With tears in her eyes, she pointed to her husband’s photograph on the wall, yellowing and mottled with age. All around in this makeshift office, the missing people of Mullaitivu stare out hauntingly from the walls: old men with furrowed brows, girls stiff in school uniforms with bows in their hair, and teenage boys awkwardly Photoshopped on to tropical backgrounds.
“Where were the protests in the south when the military killed and took away our families?” asked Eswari, as she recounted clambering over dead bodies with her children in her arms as they tried to flee to safety at the end of the war. “It’s easy for them to protest there, it’s not the same here. When I see the Colombo protests, all I see is discrimination.”
While those in Mullaitivu are supportive of the calls in Colombo for the resignation of the president, Gotabaya Rajapaksa, who is part of Sri Lanka’s most powerful political family, there is also frustration. The Rajapaksa dynasty had always played on Sri Lanka’s ethnic tensions to gain the votes of the Sinhalese majority, and has almost no support among Tamils.
“We already rejected the Rajapaksas and their racist majoritarian politics a long time ago,” said Thurairajah, the former councillor. “Unlike those people in Colombo who are now protesting, we never voted for them in 2019. We always said this family would destroy this country.”
Mahinda Rajapaksa, the former president, was in power and Gotabaya Rajapaksa was head of the armed forces during the final, brutal phase of the war when most deaths occurred in the north. Since Gotabaya Rakapaksa became president, all progress towards war crimes tribunals and accountability mechanisms for wartime atrocities has been halted.
There were fears that by joining the economic protests, other issues inflicted on the Tamils in the north, particularly around land, would be drowned out. The loss of Tamil land to military and government agencies is seen by many as a concerted effort to change the demography of the region.

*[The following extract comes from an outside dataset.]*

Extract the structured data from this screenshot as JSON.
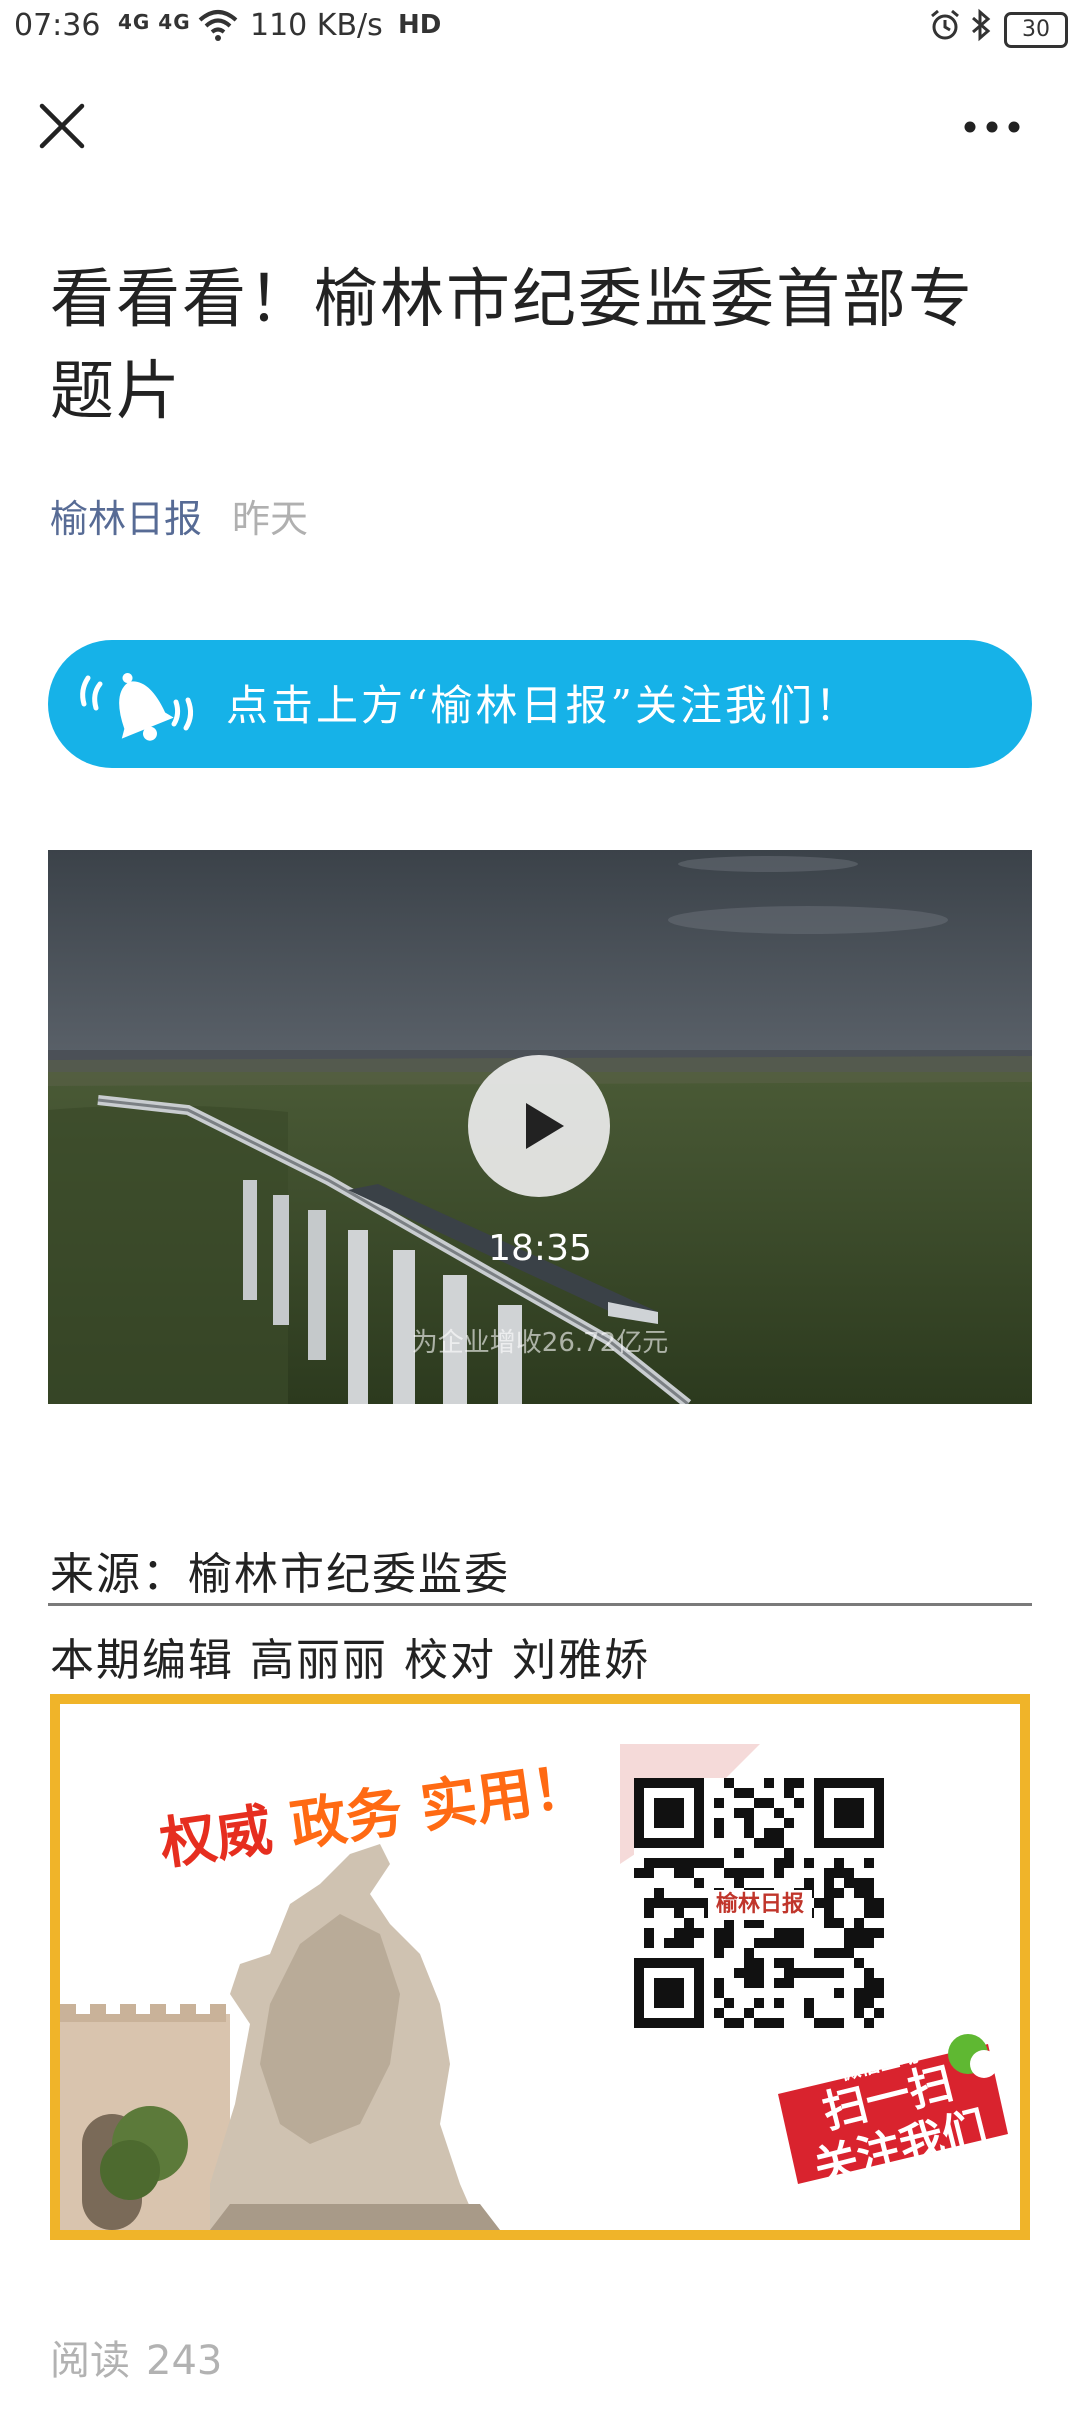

Several local Hindu temples where Tamils have been worshipping for hundreds of years have recently been seized by the archaeology department for excavation, and new Buddhist temples are being built in their place.
In Mullaitivu, dozens of farmers have spent over a decade unsuccessfully trying to reclaim their land, which they say was illegally occupied by the military and where the Gotabaya naval base, named after the president, now stands.

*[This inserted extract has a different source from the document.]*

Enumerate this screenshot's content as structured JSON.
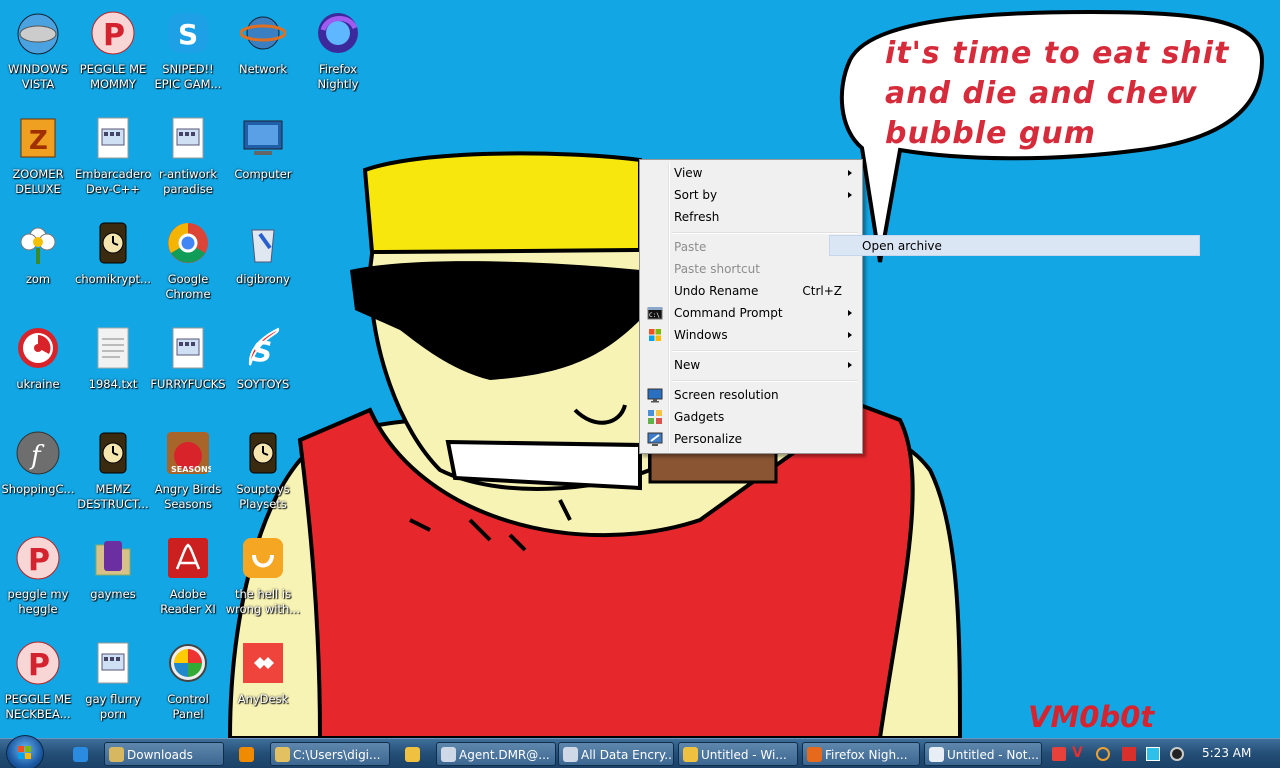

“There have been invitations from the south for us to join them in protest, but there is a clear distinction from what they want and what we want,” said Prabhakaran Ranjana, 55, whose son has been missing since May 2009. “We don’t want fuel and economic assistance from the government, we want answers. We want justice for our people, we want our land back.”
Though widespread anti-government protests in Colombo have been largely dominated by the Singhalese-Buddhist majority – with Muslims and Christians also taking part – significant attempts have been made to include Tamils. An event was held where the national anthem was sung in Tamil, a very rare occurrence. And for the first time, memorials for those who died at the end of the war in Mullaitivu and a commemoration of the burning of the library in the Tamil city of Jaffna – considered one of the worst cultural atrocities carried out by the Sri Lankan military during the war – were held on 18 May.

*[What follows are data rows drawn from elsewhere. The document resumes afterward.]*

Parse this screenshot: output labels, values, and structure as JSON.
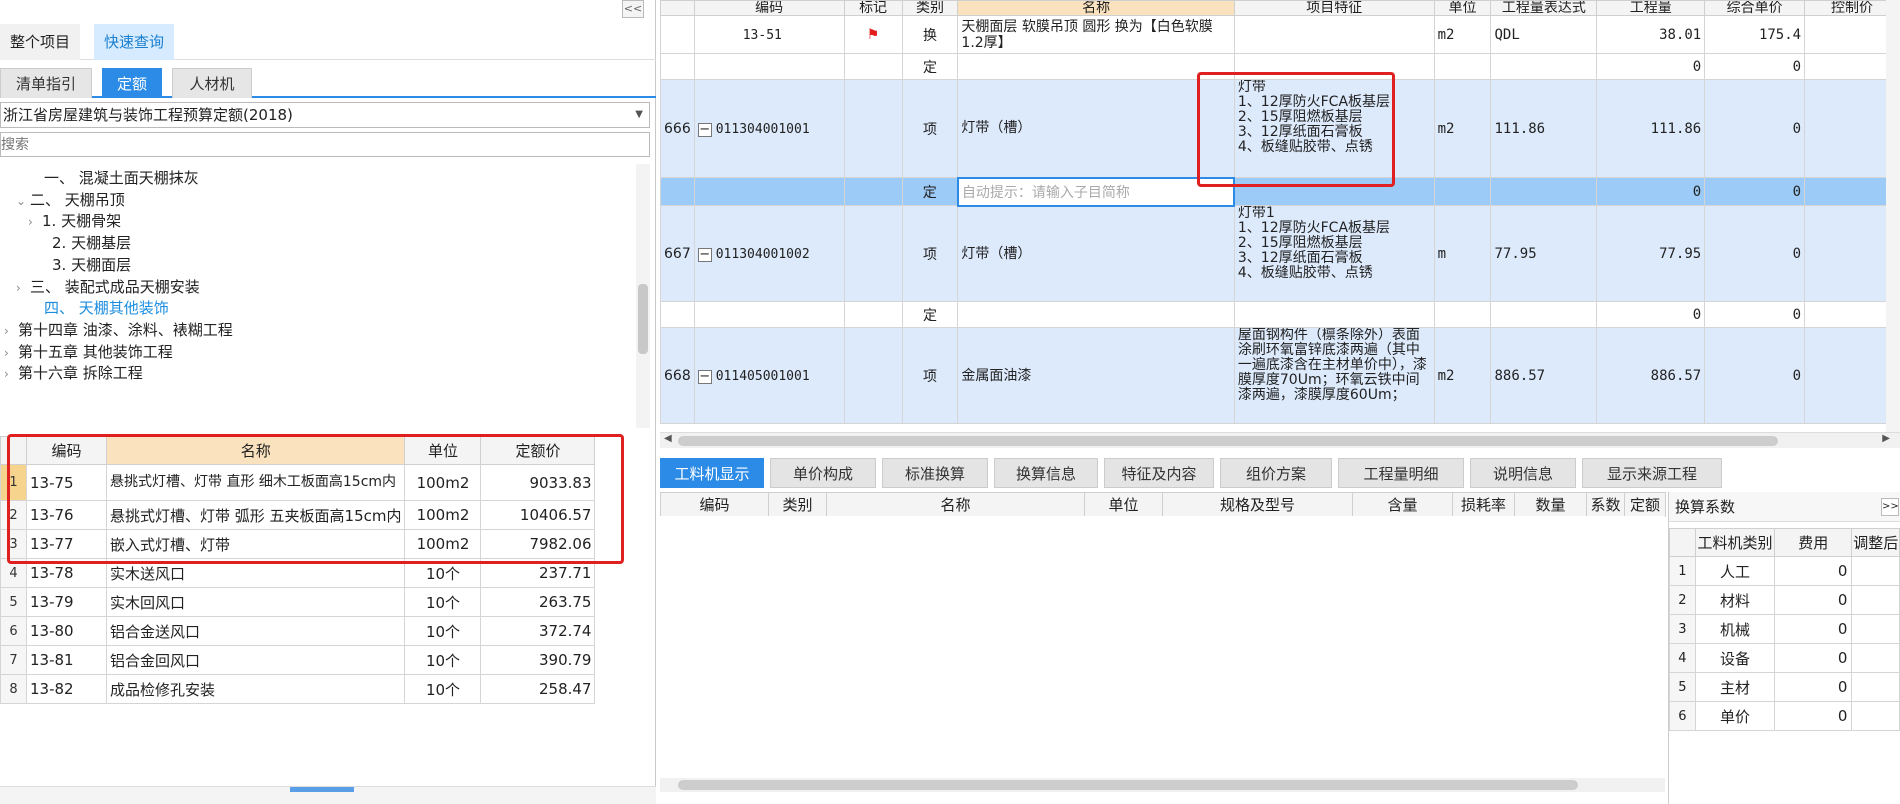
{
  "left": {
    "collapse_label": "<<",
    "scope_tabs": [
      "整个项目",
      "快速查询"
    ],
    "lib_tabs": [
      "清单指引",
      "定额",
      "人材机"
    ],
    "library_select": "浙江省房屋建筑与装饰工程预算定额(2018)",
    "search_placeholder": "搜索",
    "tree": [
      {
        "label": "一、 混凝土面天棚抹灰",
        "caret": ""
      },
      {
        "label": "二、 天棚吊顶",
        "caret": "⌄"
      },
      {
        "label": "1. 天棚骨架",
        "caret": "›"
      },
      {
        "label": "2. 天棚基层",
        "caret": ""
      },
      {
        "label": "3. 天棚面层",
        "caret": ""
      },
      {
        "label": "三、 装配式成品天棚安装",
        "caret": "›"
      },
      {
        "label": "四、 天棚其他装饰",
        "caret": ""
      },
      {
        "label": "第十四章 油漆、涂料、裱糊工程",
        "caret": "›"
      },
      {
        "label": "第十五章 其他装饰工程",
        "caret": "›"
      },
      {
        "label": "第十六章 拆除工程",
        "caret": "›"
      }
    ],
    "quota_headers": [
      "编码",
      "名称",
      "单位",
      "定额价"
    ],
    "quota_rows": [
      {
        "idx": "1",
        "code": "13-75",
        "name": "悬挑式灯槽、灯带 直形 细木工板面高15cm内",
        "unit": "100m2",
        "price": "9033.83"
      },
      {
        "idx": "2",
        "code": "13-76",
        "name": "悬挑式灯槽、灯带 弧形 五夹板面高15cm内",
        "unit": "100m2",
        "price": "10406.57"
      },
      {
        "idx": "3",
        "code": "13-77",
        "name": "嵌入式灯槽、灯带",
        "unit": "100m2",
        "price": "7982.06"
      },
      {
        "idx": "4",
        "code": "13-78",
        "name": "实木送风口",
        "unit": "10个",
        "price": "237.71"
      },
      {
        "idx": "5",
        "code": "13-79",
        "name": "实木回风口",
        "unit": "10个",
        "price": "263.75"
      },
      {
        "idx": "6",
        "code": "13-80",
        "name": "铝合金送风口",
        "unit": "10个",
        "price": "372.74"
      },
      {
        "idx": "7",
        "code": "13-81",
        "name": "铝合金回风口",
        "unit": "10个",
        "price": "390.79"
      },
      {
        "idx": "8",
        "code": "13-82",
        "name": "成品检修孔安装",
        "unit": "10个",
        "price": "258.47"
      }
    ]
  },
  "grid": {
    "headers": [
      "",
      "编码",
      "标记",
      "类别",
      "名称",
      "项目特征",
      "单位",
      "工程量表达式",
      "工程量",
      "综合单价",
      "控制价"
    ],
    "rows": [
      {
        "kind": "white",
        "no": "",
        "code": "13-51",
        "flag": "⚑",
        "type": "换",
        "name": "天棚面层 软膜吊顶 圆形  换为【白色软膜1.2厚】",
        "feature": "",
        "unit": "m2",
        "expr": "QDL",
        "qty": "38.01",
        "price": "175.4"
      },
      {
        "kind": "white",
        "no": "",
        "code": "",
        "flag": "",
        "type": "定",
        "name": "",
        "feature": "",
        "unit": "",
        "expr": "",
        "qty": "0",
        "price": "0"
      },
      {
        "kind": "blue",
        "no": "666",
        "code": "011304001001",
        "flag": "",
        "type": "项",
        "name": "灯带（槽）",
        "feature": "灯带\n1、12厚防火FCA板基层\n2、15厚阻燃板基层\n3、12厚纸面石膏板\n4、板缝贴胶带、点锈",
        "unit": "m2",
        "expr": "111.86",
        "qty": "111.86",
        "price": "0"
      },
      {
        "kind": "sel",
        "no": "",
        "code": "",
        "flag": "",
        "type": "定",
        "name": "",
        "placeholder": "自动提示：请输入子目简称",
        "feature": "",
        "unit": "",
        "expr": "",
        "qty": "0",
        "price": "0"
      },
      {
        "kind": "blue",
        "no": "667",
        "code": "011304001002",
        "flag": "",
        "type": "项",
        "name": "灯带（槽）",
        "feature": "灯带1\n1、12厚防火FCA板基层\n2、15厚阻燃板基层\n3、12厚纸面石膏板\n4、板缝贴胶带、点锈",
        "unit": "m",
        "expr": "77.95",
        "qty": "77.95",
        "price": "0"
      },
      {
        "kind": "white",
        "no": "",
        "code": "",
        "flag": "",
        "type": "定",
        "name": "",
        "feature": "",
        "unit": "",
        "expr": "",
        "qty": "0",
        "price": "0"
      },
      {
        "kind": "blue",
        "no": "668",
        "code": "011405001001",
        "flag": "",
        "type": "项",
        "name": "金属面油漆",
        "feature": "屋面钢构件（檩条除外）表面涂刷环氧富锌底漆两遍（其中一遍底漆含在主材单价中），漆膜厚度70Um；环氧云铁中间漆两遍，漆膜厚度60Um；",
        "unit": "m2",
        "expr": "886.57",
        "qty": "886.57",
        "price": "0"
      }
    ]
  },
  "bottom_tabs": [
    "工料机显示",
    "单价构成",
    "标准换算",
    "换算信息",
    "特征及内容",
    "组价方案",
    "工程量明细",
    "说明信息",
    "显示来源工程"
  ],
  "detail_headers": [
    "编码",
    "类别",
    "名称",
    "单位",
    "规格及型号",
    "含量",
    "损耗率",
    "数量",
    "系数",
    "定额"
  ],
  "coef": {
    "title": "换算系数",
    "toggle": ">>",
    "headers": [
      "",
      "工料机类别",
      "费用",
      "调整后"
    ],
    "rows": [
      {
        "idx": "1",
        "cat": "人工",
        "fee": "0"
      },
      {
        "idx": "2",
        "cat": "材料",
        "fee": "0"
      },
      {
        "idx": "3",
        "cat": "机械",
        "fee": "0"
      },
      {
        "idx": "4",
        "cat": "设备",
        "fee": "0"
      },
      {
        "idx": "5",
        "cat": "主材",
        "fee": "0"
      },
      {
        "idx": "6",
        "cat": "单价",
        "fee": "0"
      }
    ]
  },
  "colors": {
    "accent": "#2b8be6",
    "highlight_box": "#e02020",
    "name_header": "#fbe2bf",
    "row_blue": "#ddeafc",
    "row_selected": "#9ccbf7"
  }
}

Nonetheless, these efforts have all come up against issues exposing the continued ethnic segregation of the island. A Buddhist monk said on stage that the national anthem should only be sung in Singhala, and attempts were made to stop the Mullaitivu memorial on the basis that it was glorifying the Tamil Tigers. Conflicts over the language used in the memorial were particularly thorny; in the south, 18 May is celebrated as a day of victory, but in the north it is known as the anniversary of Mullaitivu genocide.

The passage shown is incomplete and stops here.